La comunità di TerraChiAma, proponendovi questa opera d’arte condivisa, desidera seminare e coltivare anche una visione di Città e di Territorio condivisi: la Terra è la casa di tutti.

Invitiamo tutti – e vogliamo aiutarci – a fare pace con la terra, chiedendo di non consumare ulteriore suolo, di riprogettare la gestione delle criticità sanitarie ambientali ed il controllo del verde pubblico, di divenire consapevoli e responsabili del bisogno di riumanizzare gli spazi ed i percorsi urbani.

Abbiamo individuato queste priorità

  • quanti parchi verdi, giardini, aree di tutela ci sono nei nostri Comuni? A chi ne è affidata la gestione e manutenzione? Esiste un protocollo di interventi per ogni area?
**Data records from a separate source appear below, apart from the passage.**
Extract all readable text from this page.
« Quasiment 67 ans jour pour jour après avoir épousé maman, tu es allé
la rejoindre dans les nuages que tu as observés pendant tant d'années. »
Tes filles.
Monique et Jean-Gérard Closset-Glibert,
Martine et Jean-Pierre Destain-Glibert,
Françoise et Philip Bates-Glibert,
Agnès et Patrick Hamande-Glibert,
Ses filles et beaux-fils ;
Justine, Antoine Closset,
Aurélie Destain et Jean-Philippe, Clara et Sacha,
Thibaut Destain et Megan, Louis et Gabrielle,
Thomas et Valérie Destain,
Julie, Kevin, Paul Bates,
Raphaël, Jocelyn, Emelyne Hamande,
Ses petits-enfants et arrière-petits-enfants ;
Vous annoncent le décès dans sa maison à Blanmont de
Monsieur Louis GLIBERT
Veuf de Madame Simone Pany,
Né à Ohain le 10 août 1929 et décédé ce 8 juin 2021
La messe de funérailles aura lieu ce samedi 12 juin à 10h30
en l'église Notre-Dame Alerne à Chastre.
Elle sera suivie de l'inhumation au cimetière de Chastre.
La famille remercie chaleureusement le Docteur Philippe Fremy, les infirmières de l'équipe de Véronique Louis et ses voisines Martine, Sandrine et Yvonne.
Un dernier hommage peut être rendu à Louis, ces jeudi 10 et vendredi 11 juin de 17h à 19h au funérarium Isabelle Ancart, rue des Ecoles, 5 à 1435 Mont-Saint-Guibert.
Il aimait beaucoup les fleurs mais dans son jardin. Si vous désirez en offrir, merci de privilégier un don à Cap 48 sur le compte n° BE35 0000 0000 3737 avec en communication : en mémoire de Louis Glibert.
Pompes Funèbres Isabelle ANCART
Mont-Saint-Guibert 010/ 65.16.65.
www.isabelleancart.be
Che prodotti vengono utilizzati per il controllo fitosanitario, la pulizia delle infestanti e la lotta ai parassiti?
  • posto che l’esposizione umana ai trattamenti di cui sopra risulta altamente nociva per la salute, si chiede l’individuazione, l’elencazione e la mappatura delle aree da definirsi “sensibili” in quanto ad alta ed assidua frequentazione e da soggetti maggiormente esposti a rischio contaminazione quali: scuole dell’infanzia, istituti per anziani, percorsi di passaggio e passeggio, aree verdi e aiole a ridosso di ospedali e case di cura, parchi giochi e percorsi natura.
  • individuazione di figure di consulenza competenti in materia di progettazione di programmi di intervento a impatto ambientale zero e a tutela della salute pubblica, convertendo la gestione dei fitosanitari e pesticidi in azioni alternative biologiche di gestione dell’ambiente cittadino e limitrofo
  • istituzione di un gruppo di coordinamento specifico per l’ambiente aperto anche ai cittadini, quale veicolo di informazione e comunicazione in materia di verde pubblico, acquisendo le istanze dei cittadini e facendosi carico di risolvere le problematiche ambientali evidenziate.
  • messa in atto di una sperimentazione con tecniche e prodotti ecocompatibili (vedi punto 3) nelle zone sensibili individuate (vedi punto 2), al fine di creare letteratura in materia per consentirne una valutazione finale e un’applicazione più generalizzata dei risultati positivi.
  • determinazione di procedure per la progettazione, realizzazione, manutenzione delle aree verdi (criteri di scelta di varietà arboree, criteri di espianto e reimpianto, considerazioni sistemiche relative alle tipicità delle aree e delle varietà botaniche che si introducono e si consociano. Obbiettivo finale l’inserimento sistematico di dette procedure in ogni futuro Piano di Intervento Comunale o intercomunale.
  • un bosco in ogni quartiere: ovvero la determinazione di quote di verde pubblico che dovranno essere mantenute uguali in percentuale della crescita di consumo di suolo ai fini urbanistici e infrastrutturali.
  • seminare cultura: inserire nel contesto didattico delle scuole (infanzia, elementari, medie, superiori) la cura di alberi, orti, boschetti per tutta la durata dei cicli, formando così una nuova generazione consapevole della responsabilità ambientale.
  • rendere pubblico tutto questo percorso con la realizzazione di materiale informativo disponibile a tutti che renda trasparente ogni attività di intervento, innovazione e manutenzione del verde pubblico.
  • A titolo di risultato complessivo delle suddette istanze si richiede la stesura di un regolamento comunale per la gestione del verde pubblico e la regolamentazione dei trattamenti fitosanitari e di lotta insetticida. Il documento finale, frutto della collaborazione tra cittadino e amministrazione pubblica potrà poi essere sottoposto alla valutazione regionale attualmente sprovvista di una Normativa sul Verde.
  • Desideriamo rinnovare l’attenzione per il tema da cui siamo partiti nel nostro dialogo con voi: la ferma convinzione che dobbiamo fare tutto il possibile per evitare di contaminare il Nostro Territorio con coltivazioni ed alimenti transgenici. Alla nostra proposta dell’anno scorso alcune Amministrazioni hanno risposto; altre sono in fase di valutazione. Chiediamo di considerare questa tematica con la massima attenzione.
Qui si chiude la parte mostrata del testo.